Yes, he revels in his tales of exotic species, he loves rolling their Latin names around on his tongue. Yes, he has a message. But he entertains us all the while, serving up an epic adventure of the mind and spirit. We join him as he gapes at giant tortoises in Mauritius, tracks komodo dragons in Indonesia, collects ants on an island off the coast of Baja California, surveys from the air the clear-cut rain forest of the Amazon. And we accompany him intellectually, too, through theories, conjectures and experiments of naturalists all the way back to Alfred Russel Wallace and Darwin himself.
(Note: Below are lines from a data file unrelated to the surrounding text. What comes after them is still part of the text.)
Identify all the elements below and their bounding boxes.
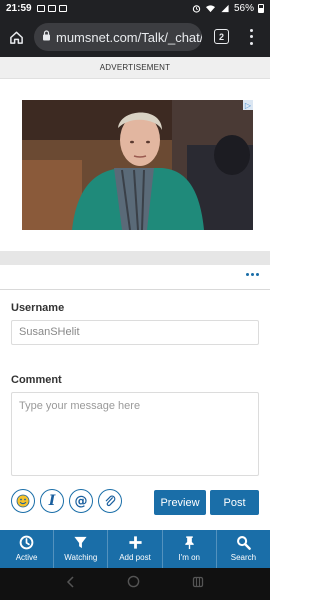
at-icon: @ (74, 493, 88, 509)
browser-menu-button[interactable] (244, 27, 258, 47)
signal-icon (221, 4, 229, 13)
advertisement-area: ▷ (0, 79, 270, 251)
filter-icon (73, 534, 88, 551)
status-bar: 21:59 56% (0, 0, 270, 17)
nav-search[interactable]: Search (217, 530, 270, 568)
tab-switcher-button[interactable]: 2 (214, 29, 229, 44)
pin-icon (182, 534, 197, 551)
nav-label: Add post (119, 553, 151, 562)
clock-icon (19, 534, 34, 551)
message-notification-icon (47, 5, 56, 12)
more-options-icon[interactable] (246, 273, 259, 276)
system-nav-bar (0, 568, 270, 600)
app-notification-icon (58, 5, 67, 12)
lock-icon (42, 28, 51, 46)
smiley-icon (16, 494, 30, 508)
address-bar[interactable]: mumsnet.com/Talk/_chat/4 (34, 23, 202, 51)
home-icon (9, 31, 23, 44)
username-field[interactable]: SusanSHelit (11, 320, 259, 345)
nav-active[interactable]: Active (0, 530, 55, 568)
home-circle-icon[interactable] (127, 575, 140, 593)
bottom-nav: Active Watching Add post I'm on Search (0, 530, 270, 568)
mention-button[interactable]: @ (69, 489, 93, 513)
section-separator (0, 251, 270, 265)
comment-label: Comment (11, 374, 62, 386)
italic-icon: I (48, 493, 56, 509)
italic-button[interactable]: I (40, 489, 64, 513)
browser-toolbar: mumsnet.com/Talk/_chat/4 2 (0, 17, 270, 57)
search-icon (236, 534, 251, 551)
nav-label: Search (230, 553, 257, 562)
home-button[interactable] (0, 17, 32, 57)
nav-add-post[interactable]: Add post (108, 530, 163, 568)
advertisement-label: ADVERTISEMENT (0, 57, 270, 79)
back-icon[interactable] (66, 575, 76, 593)
ad-image[interactable]: ▷ (22, 100, 253, 230)
recents-icon[interactable] (192, 575, 204, 593)
status-right: 56% (192, 3, 264, 14)
url-text: mumsnet.com/Talk/_chat/4 (56, 29, 202, 45)
battery-icon (258, 4, 264, 13)
preview-button[interactable]: Preview (154, 490, 206, 515)
paperclip-icon (105, 495, 115, 506)
nav-label: Active (15, 553, 38, 562)
post-button[interactable]: Post (210, 490, 259, 515)
username-label: Username (11, 302, 65, 314)
plus-icon (128, 534, 143, 551)
battery-percent: 56% (233, 3, 254, 14)
nav-label: I'm on (178, 553, 200, 562)
nav-label: Watching (64, 553, 98, 562)
ad-choices-icon[interactable]: ▷ (243, 100, 253, 110)
status-time: 21:59 (6, 3, 32, 14)
emoji-button[interactable] (11, 489, 35, 513)
divider (0, 289, 270, 290)
comment-textarea[interactable]: Type your message here (11, 392, 259, 476)
wifi-icon (205, 5, 215, 13)
gallery-notification-icon (36, 5, 45, 12)
alarm-icon (192, 5, 201, 13)
attach-button[interactable] (98, 489, 122, 513)
nav-im-on[interactable]: I'm on (163, 530, 217, 568)
nav-watching[interactable]: Watching (54, 530, 109, 568)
Blemishes to the performance? A few. Why, one asks, his habitual use of four-letter words? In a thousand other contexts, such language might sound just right. But not here. In a book that otherwise achieves such harmony between feeling and intellect, word and idea, these small, errant intrusions sound jarring off-notes. Then, too, perhaps Mr. Quammen didn't have to pile up examples quite so high. Also, the book's 178 numbered sections, each a few pages long, end as cliffhangers a little too predictably. And sometimes -- as when he tells of getting mugged in Rio de Janeiro -- his personal adventures, however entertaining, don't quite fit the larger story.

Still, in Mr. Quammen's hands, the bad news of species extinction unaccountably uplifts. For it reminds us of nature's sheer, ornery diversity, and why it needs to be preserved. We share in the excitement of a new scientific discipline aborning. By book's end, we glean hints of hope that the future may not be entirely bleak.

''The Song of the Dodo'' follows no straight narrative line. It loops back on itself, develops themes, returns to them, plays them out in different ways. Repetitious? No, not unless you call Bach repetitious. Think of it, rather, as variations on an irresistible theme. You could, I suppose, pick it up anywhere, read 150 pages and come away with a good grasp of its main ideas. But then you might miss the komodo dragons tearing apart the goat in a staged feeding for tourists.